Posted Thursday, Dec. 13, 2007, at 8:41 PM ET
Weintraub: Seldom does one ever want to defend politicians, but it was Congress that got this ball rolling in the first place (thanks to Canseco).
Levin: I have no doubt that Henry Waxman and Tom Davis will find a way to turn this into an opportunity for pointless posturing and grandstanding, just like they did in 2004. As Mitchell admits in the report, the vast majority of the cases that he's writing about happened between two and nine years ago. Is there anything new in here that requires Congress to act?
Metcalf: Right, politicians are grandstanding poltroons, and all bachelors are unmarried men. So what? Do we want someone with teeth to continue looking into this, or not? We can't both rag on the politicians for taking up the cause and the teams for saying, "Let's move on." Assume everyone, from Fehr to Selig to John McCain, is a self-serving dickhead. Is there anything we want to know that we don't? Are we willing to go back through the same old mud to get it? How do we want the testing policy to be revised? The voice of an old fogey, but a sport in which Bret Boone hits one-handed home runs is almost totally uninteresting to me.
Levin: Well, if you don't like to watch guys like Bret Boone hit one-handed home runs, you're in luck. The MLB home-run rate was way, way down this year. I'm not dumb enough to believe that MLB's current testing program has eradicated drug use in baseball, but the Mitchell report is a historical document. It mostly lists guys who took steroids between two and nine years ago. That's why I think the Mitchell report is almost useless as a referendum on baseball's standard operating procedure vis-à-vis drug use. It is, though, a wonderful piece of literature and invaluable as an oral history of the game's drug age. (The Glory of Their Vials, anyone?) Never has there been a better depiction of how the modern clubhouse operates, with the intimate relationships between players, trainers, and the occasional batboy from the wrong side of the tracks. And one thing we haven't talked about is the complicity of MLB front offices. This note of "an internal among Los Angeles Dodgers officials" in the section on Paul Lo Duca is fascinating: "Steroids aren't being used anymore on him. Big part of this. Might have some value to trade. ... Florida might have interest. ... Got off the steroids. ... Took away a lot of hard line drives."

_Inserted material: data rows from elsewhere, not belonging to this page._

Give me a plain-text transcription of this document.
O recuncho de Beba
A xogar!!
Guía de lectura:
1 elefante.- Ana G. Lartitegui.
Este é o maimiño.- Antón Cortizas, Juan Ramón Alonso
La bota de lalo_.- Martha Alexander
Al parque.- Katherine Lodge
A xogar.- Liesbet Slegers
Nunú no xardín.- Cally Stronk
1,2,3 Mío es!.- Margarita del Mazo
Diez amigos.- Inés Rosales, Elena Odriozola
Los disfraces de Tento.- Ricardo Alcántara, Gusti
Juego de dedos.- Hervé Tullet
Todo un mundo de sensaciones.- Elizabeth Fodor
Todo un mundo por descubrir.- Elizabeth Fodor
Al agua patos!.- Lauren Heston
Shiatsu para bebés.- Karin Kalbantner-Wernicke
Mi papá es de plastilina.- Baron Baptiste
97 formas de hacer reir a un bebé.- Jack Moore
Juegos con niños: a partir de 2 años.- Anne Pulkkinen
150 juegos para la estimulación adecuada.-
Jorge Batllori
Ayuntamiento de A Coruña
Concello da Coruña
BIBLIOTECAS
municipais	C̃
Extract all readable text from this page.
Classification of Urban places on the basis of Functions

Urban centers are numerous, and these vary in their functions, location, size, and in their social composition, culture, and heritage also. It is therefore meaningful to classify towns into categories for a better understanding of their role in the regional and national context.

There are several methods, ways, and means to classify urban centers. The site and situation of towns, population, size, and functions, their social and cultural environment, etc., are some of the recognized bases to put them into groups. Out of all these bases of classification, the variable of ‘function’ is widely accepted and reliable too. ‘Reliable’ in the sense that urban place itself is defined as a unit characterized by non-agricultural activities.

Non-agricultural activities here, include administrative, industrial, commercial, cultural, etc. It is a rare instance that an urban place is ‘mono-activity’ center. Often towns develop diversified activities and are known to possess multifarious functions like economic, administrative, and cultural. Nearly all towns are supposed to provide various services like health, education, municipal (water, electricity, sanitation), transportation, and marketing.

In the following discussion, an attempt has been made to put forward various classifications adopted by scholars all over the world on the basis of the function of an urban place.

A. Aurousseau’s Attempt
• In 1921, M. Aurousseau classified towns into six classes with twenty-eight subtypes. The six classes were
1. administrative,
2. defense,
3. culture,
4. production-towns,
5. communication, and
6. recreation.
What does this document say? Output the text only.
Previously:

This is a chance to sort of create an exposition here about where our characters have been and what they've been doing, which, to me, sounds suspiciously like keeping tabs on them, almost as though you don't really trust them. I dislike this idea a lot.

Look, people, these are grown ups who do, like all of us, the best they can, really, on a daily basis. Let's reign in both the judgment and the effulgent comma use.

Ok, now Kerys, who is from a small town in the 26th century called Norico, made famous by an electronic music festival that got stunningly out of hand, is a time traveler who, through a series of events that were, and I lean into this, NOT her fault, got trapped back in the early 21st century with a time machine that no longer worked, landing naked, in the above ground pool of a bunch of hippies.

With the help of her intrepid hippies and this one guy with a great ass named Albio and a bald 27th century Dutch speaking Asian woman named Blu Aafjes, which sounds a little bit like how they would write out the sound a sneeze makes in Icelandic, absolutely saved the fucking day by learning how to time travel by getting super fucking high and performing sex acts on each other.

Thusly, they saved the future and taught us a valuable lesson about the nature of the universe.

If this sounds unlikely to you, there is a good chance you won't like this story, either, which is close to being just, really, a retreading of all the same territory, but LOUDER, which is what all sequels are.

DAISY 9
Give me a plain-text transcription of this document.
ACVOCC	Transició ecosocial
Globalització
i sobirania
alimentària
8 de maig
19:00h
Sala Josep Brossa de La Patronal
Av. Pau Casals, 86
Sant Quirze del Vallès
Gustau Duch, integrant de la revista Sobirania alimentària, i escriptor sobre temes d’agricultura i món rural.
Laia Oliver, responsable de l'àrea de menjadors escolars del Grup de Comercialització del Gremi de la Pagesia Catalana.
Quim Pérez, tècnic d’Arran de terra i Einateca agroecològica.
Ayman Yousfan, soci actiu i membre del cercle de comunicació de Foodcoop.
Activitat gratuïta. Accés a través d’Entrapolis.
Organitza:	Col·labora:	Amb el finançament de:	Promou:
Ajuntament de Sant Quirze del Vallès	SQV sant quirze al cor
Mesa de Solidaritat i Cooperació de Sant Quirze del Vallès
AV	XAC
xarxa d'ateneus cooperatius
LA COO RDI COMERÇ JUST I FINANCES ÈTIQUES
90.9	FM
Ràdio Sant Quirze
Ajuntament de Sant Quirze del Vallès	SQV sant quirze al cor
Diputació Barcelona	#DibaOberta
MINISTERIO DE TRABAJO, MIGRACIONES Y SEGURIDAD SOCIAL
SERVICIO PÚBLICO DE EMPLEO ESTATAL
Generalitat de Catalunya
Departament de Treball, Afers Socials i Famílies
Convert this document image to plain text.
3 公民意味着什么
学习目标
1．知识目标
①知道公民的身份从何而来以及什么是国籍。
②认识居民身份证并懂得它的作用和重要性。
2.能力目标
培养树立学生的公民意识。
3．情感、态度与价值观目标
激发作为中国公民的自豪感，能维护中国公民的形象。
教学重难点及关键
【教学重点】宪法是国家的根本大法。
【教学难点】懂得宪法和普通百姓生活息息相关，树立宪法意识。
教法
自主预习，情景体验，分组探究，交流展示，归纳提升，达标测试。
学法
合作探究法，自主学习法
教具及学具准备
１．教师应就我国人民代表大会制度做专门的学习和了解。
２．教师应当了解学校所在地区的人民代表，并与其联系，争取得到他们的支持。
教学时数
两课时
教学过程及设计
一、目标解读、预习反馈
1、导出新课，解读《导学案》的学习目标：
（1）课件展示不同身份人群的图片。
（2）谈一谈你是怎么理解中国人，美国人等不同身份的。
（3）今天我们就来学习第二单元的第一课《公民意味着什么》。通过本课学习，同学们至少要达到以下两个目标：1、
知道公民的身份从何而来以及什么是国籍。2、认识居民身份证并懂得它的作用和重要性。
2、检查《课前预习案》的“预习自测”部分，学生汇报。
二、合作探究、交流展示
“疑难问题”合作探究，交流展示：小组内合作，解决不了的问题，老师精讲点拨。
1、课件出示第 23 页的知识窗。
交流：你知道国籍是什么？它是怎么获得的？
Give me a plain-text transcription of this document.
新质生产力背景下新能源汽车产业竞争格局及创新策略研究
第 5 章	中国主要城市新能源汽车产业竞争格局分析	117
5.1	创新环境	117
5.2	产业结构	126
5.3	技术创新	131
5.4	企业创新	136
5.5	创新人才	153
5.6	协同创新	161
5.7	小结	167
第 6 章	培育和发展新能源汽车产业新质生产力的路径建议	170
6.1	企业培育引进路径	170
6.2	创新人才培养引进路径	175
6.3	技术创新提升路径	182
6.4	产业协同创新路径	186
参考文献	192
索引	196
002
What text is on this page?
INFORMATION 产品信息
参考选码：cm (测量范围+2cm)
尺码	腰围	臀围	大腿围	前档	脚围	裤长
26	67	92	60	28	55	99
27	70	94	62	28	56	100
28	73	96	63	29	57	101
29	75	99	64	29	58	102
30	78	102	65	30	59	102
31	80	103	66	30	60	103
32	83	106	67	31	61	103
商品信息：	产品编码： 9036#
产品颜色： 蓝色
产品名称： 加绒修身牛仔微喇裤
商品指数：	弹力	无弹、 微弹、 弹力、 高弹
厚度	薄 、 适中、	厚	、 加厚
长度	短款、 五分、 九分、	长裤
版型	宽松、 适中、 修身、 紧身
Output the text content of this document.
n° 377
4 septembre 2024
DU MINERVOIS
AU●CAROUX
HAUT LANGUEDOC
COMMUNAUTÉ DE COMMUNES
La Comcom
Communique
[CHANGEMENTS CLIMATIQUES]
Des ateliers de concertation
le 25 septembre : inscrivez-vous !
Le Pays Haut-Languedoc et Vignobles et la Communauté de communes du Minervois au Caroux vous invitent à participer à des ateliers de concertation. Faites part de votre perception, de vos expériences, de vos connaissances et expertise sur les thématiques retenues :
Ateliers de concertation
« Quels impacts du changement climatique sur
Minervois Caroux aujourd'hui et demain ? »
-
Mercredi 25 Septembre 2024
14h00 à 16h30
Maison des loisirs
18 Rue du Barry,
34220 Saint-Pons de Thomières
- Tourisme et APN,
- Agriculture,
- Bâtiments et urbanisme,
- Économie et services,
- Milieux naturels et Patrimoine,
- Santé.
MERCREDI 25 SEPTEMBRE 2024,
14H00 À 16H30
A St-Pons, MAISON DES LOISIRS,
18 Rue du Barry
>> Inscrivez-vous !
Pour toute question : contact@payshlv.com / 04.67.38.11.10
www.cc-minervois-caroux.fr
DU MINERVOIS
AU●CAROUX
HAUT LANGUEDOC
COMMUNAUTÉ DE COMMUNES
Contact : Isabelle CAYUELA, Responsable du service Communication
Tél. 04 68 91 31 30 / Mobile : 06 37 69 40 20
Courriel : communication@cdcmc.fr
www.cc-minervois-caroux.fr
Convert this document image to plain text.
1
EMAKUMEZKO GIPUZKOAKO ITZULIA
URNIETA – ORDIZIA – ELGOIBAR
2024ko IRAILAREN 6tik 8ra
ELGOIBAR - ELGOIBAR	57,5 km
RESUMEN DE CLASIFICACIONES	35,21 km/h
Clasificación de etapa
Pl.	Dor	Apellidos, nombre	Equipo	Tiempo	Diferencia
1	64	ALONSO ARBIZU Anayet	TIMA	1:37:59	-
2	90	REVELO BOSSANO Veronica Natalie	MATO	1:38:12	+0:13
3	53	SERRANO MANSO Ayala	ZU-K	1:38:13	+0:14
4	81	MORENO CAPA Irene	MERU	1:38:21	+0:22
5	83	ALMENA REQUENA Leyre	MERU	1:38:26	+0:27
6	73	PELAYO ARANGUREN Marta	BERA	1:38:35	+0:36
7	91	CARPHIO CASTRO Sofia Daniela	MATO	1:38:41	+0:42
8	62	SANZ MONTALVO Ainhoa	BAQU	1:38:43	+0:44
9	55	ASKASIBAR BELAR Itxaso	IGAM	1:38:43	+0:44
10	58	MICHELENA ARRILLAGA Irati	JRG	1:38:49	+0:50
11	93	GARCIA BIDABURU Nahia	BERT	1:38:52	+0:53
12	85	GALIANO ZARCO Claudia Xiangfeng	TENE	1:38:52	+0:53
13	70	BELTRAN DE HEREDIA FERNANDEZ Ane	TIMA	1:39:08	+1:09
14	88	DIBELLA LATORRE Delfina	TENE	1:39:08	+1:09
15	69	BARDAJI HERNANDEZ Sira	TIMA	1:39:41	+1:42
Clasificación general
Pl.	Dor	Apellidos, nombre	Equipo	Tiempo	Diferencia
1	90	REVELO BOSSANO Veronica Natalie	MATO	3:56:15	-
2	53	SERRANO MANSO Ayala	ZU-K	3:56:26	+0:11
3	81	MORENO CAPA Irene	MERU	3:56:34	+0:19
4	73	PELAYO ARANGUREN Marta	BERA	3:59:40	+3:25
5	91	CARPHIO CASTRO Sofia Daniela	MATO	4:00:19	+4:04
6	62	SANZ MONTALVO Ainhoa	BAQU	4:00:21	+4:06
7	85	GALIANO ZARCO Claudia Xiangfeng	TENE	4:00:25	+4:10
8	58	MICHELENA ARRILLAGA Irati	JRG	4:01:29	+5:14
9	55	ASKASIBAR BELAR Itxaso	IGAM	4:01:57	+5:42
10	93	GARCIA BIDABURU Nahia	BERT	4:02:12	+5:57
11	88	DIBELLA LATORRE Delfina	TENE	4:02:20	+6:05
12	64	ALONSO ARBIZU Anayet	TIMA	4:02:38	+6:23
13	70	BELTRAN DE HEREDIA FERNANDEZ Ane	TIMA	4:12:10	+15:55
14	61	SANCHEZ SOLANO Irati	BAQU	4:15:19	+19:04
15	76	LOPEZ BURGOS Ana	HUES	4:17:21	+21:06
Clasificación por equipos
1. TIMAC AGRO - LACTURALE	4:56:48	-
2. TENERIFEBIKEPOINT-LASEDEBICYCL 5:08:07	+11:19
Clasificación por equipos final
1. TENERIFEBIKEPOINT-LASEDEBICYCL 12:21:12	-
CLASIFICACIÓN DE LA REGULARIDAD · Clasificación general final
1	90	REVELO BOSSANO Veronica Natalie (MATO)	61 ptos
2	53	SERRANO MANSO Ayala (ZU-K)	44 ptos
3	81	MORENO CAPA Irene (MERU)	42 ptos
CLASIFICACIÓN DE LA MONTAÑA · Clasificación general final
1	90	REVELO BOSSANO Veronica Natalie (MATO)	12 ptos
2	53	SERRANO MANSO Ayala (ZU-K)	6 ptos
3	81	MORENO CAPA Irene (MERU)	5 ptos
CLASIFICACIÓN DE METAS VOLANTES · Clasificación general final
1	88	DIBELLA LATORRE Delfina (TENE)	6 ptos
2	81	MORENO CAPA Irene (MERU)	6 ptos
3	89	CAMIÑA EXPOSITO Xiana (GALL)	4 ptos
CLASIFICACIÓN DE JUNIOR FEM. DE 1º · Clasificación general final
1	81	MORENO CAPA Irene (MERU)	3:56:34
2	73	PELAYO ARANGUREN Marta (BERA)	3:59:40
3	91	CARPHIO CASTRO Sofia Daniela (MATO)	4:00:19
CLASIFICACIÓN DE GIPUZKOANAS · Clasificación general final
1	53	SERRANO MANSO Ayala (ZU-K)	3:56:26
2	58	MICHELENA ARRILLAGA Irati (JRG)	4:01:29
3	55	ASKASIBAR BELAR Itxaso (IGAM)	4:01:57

Metcalf: Maybe this fine piece of literature will motivate someone to make the testing regime meaningful.
Wilson: Here's my count of teams mentioned in the section about Radomski. Disclaimer: Some guys played for six teams, but we can't assume they took steroids while playing for each team. Still interesting, though.
American League
East: New York 14, Toronto 5, Boston 9, Baltimore 13, Tampa Bay 3
Central: Minnesota 4, Detroit 6, Chicago 1, Cleveland 9, Kansas City 7
West: Oakland 6, Los Angeles 8, Texas 7, Seattle 7
National League
East: New York 13, Philadelphia 5, Atlanta 5, Florida 6, Montreal/Washington 9
Central: St. Louis 8, Houston 6, Cincinnati 8, Milwaukee 4, Pittsburgh 6, Chicago 7
West: Los Angeles 11, San Diego 7, San Francisco 6, Arizona 5, Colorado 9
Levin: If I'm a Chicago White Sox fan, I'm asking why our guys aren't willing to compete with the rest of the league.